The Amen on Strike blog, housed offsite at French host Nerim, details the Amen staffer's grievances over their treatment and ongoing efforts to meet with executives at VIA Networks to discuss their future. The amenengreve.info domain name was obtained through the proxy registration service at Network Solutions, which keeps the owner's name and address private.
VIA Networks has acknowledged the strike, but says that all hosting operations at Amen are being properly maintained by VIA staff. The Amen on Strike blog asserted that "certain services require manual validation and as there is no support in place these orders have gone unattended."

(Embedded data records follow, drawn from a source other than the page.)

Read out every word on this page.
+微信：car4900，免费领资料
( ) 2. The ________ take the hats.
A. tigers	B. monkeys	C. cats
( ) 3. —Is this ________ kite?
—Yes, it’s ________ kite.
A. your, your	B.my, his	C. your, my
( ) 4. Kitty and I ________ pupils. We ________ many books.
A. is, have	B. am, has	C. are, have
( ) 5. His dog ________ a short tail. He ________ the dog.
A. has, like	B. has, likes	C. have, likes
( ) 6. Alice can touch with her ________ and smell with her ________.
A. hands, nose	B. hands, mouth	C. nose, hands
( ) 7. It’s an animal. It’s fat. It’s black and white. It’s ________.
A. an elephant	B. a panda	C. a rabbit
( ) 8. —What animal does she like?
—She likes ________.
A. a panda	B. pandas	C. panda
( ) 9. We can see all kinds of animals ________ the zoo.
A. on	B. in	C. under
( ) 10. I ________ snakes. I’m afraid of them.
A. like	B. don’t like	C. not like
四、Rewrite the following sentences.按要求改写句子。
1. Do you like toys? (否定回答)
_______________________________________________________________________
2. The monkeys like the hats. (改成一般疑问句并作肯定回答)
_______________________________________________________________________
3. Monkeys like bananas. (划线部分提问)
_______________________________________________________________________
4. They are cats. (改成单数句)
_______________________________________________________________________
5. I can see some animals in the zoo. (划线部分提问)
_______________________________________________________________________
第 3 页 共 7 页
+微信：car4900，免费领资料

As in any acquisition, the nature of the deal leaves Amen staff with little leverage. Claranet can offer no assurances, as it does not yet employ the workers. As the seller (and a cash-strapped one at that), VIA Networks has limited ability to dictate terms to Claranet on employee retention - even if it were negotiating with the striking Amen workers. Uncontent to wait for news, the Amen workers decided instead on a job action, with the blog serving as a digital megaphone to air their grievances to the public and the press.
The Amen and PSI Net Europe assets were placed for sale last month when VIA said it faced "an urgent liquidity crisis." The distressed sale continues the consolidation in the European hosting market following a flurry of 2004 deals in which Freenet bought Tect's hosting operation, Host Europe PLC was bought by Pipex, NetBenefit purchased Easily Ltd., and Lycos Europe bought United-Domains of Munich.